Search code examples
pythonmetaprogrammingrollbackmagic-methodscopy-on-write

Object roll-back, copy-on-write, versioned proxy etc in Python


Premise: Given a Python object obj, I want to pass it along to some random function, and, when the function is done, I need the option to reset obj to it's original state. Additionally, no actual changes can be made to the obj as other code may still want to access it's original state.


The optimal solution should be quick in the common case where a large obj is only slightly modified. Performance for the uncommon case where an obj needs to be rolled back is less important.

Those requirements are orthogonal to the brute force solution of simply copying the object: It would be ridiculously slow in the common case, and super fast for the uncommon roll-back.

The solution should generally allow the code working on the object to treat it as a normal object. This includes assigning all sorts of attributes to it, including custom classes. Obviously, the solution needs to take into consideration the entire object tree. Some concessions may be needed. Examples of restrictions I've considered in my solutions so far include requiring non-basic types to all inherit from a special base class, disallowing dicts and lists in exchange for tuples and a custom dict class etc.

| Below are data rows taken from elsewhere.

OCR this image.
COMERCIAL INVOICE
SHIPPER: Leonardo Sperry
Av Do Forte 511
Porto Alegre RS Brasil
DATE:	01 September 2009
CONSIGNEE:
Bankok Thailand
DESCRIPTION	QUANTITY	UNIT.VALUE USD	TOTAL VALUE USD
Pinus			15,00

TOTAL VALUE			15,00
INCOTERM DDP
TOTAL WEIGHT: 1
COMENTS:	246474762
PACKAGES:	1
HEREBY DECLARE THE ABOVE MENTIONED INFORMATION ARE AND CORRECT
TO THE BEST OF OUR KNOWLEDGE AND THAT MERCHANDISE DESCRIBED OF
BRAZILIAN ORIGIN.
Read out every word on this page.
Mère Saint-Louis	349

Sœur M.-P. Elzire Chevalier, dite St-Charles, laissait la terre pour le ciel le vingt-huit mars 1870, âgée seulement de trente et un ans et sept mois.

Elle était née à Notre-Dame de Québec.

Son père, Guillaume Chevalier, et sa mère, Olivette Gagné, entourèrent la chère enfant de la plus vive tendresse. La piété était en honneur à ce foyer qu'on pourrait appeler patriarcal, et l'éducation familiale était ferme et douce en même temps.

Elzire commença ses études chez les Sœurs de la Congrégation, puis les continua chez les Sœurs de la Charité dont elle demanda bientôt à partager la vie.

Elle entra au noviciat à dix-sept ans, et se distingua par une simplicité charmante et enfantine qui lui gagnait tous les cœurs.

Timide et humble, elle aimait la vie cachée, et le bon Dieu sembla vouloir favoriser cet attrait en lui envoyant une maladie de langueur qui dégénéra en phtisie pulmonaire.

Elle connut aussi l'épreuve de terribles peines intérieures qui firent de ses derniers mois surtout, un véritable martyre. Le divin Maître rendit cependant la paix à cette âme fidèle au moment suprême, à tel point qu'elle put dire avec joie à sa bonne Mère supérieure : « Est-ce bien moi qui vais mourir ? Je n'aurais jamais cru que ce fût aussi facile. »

Major arcana may be acceptable.

I've been working on this for a while, and would love to see if what ideas and suggestions more experienced Python wizards may have.


Edit: Fred's answer made me realize a missing requirement: No changes can be made to the original obj, as the original state is also valuable.


Solution

  • I've actually implemented two solutions to this question by now, and seeing as there are no other answers, I might as well share one.

    The easiest solution is to use Copy On Demand. If we have a proxy P targeting object O: P will have a __getattr__ method so that when P.x is attempted, it tries to copy from O.x, storing it on P.x at the same time. This has the effect that future access of P.x will never reach __getattr__, and modifications to P.x will not affect the original.

    There are a bunch of implementation details:

  • Maintaining a list of attributes that are deleted from P; if P is merged with O, the deleted attributes must be deleted from O.
  • Writing custom deep copying routines for any supported datatypes, such as dict, list, etc - making sure to replace all objects O with a proxy P in the copied dict, list, etc.
  • Writing ProxyDict, ProxyList etc if desired.
  • Making sure proxy chains, that is proxy to a proxy, works. This basically means to avoid side effects when a proxy to a proxy needs to see if an attribute exists.
  • Implementing methods for merging the proxy downwards into the proxied object, and splitting it entirely, copying in remaining data from the proxied object.

    Even so, compared to the complexity of the effect, it is a very easy to understand solution: The proxy simply copies any data that is accessed.